Unfortunately, none of the various sound applications from my PC worked right away;
mpg123 would not run at all. For that, on fedora, you need the
mpg123-plugins-pulseaudio package. For flash stuff in the browser (eg, youtude) you need
alsa-plugins-pulseaudio (these are what actually connect to the remote server). Other distros should have similiar packages. If you've been using pulseaudio before (I was not), you may have them installed already.
KDE's desktop bells and whistles also did not work. This is a harder issue to resolve, because it looks for a local pulseaudio server, and as described, using a direct connection means no server can be run locally. The way around this is to use the "tunnel" method.
This is the other way mentioned in the pulseaudio docs. In this case, you have a server running on both sides and one hands off to the other. To do this, comment out the "default-server" in
/etc/client.conf and add a local
load-module module-tunnel-sink sink_name=rpi_tunnel server=tcp:192.168.2.13:4713 sink=bcm1
If you don't put a
sink_name in, pulseaudio won't start. The
sink refers to the sink name on the pi side, which then also needs a name; add a corresponding
sink_name to the
module-alsa-sink line in
load-module module-alsa-sink device=hw:0,0 sink_name=bcm1
Start the server on both sides and presto...sort of. While everything including KDE bleeps were now carried, browser flash playback stuttered badly. However, under another desktop environment (actually, just a window manager, fvwm) it was fine.

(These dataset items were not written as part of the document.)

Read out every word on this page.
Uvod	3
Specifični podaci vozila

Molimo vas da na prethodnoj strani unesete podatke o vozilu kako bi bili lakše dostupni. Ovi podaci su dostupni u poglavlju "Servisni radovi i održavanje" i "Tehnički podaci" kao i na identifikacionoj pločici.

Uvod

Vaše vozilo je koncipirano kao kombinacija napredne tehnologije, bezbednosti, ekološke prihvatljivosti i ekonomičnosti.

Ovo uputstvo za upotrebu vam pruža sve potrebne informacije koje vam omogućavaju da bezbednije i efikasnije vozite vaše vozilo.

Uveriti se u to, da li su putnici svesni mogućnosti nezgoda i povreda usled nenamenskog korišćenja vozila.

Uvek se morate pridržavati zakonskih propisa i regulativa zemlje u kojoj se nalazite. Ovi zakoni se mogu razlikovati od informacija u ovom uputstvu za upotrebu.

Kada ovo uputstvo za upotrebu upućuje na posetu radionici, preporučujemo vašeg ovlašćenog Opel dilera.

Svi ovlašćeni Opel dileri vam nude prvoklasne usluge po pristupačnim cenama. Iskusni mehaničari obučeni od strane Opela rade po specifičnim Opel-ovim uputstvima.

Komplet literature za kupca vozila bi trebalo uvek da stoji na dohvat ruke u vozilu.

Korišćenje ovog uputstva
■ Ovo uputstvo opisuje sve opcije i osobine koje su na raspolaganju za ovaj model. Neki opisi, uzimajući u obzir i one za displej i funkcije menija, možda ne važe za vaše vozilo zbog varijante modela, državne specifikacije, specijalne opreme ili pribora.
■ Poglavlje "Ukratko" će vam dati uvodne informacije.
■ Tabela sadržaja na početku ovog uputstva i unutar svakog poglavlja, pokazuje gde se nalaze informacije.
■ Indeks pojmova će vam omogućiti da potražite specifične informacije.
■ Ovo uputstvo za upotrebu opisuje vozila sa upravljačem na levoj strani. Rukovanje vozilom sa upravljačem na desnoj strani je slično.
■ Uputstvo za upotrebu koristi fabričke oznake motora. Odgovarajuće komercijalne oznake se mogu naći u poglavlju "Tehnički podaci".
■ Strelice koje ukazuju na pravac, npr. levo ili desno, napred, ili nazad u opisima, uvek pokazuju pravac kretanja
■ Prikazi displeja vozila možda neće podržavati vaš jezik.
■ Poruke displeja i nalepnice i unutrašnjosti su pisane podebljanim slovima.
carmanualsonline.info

I like KDE but can live without the bleeps, so for now I'm going to stick with a direct connection.
If you have problems, using
pulseaudio -vvvv --log-level=debug on the pi provides a lot of debugging messages. Initially when I could not get sound on the pi this reported a problem "related to a bug in the ALSA bcm2835 driver" which seemed odd to me since the sound was fine with just alsa, and I'm sure there's pi software around that depends on pulseaudio —
apt-get remove pulseaudio and a re-install
apt-get install pulseaudio seemed to fix this... Not a solution I like to see, but hey, at least now I can listen to tish without having to plug speakers into every box. Mostly.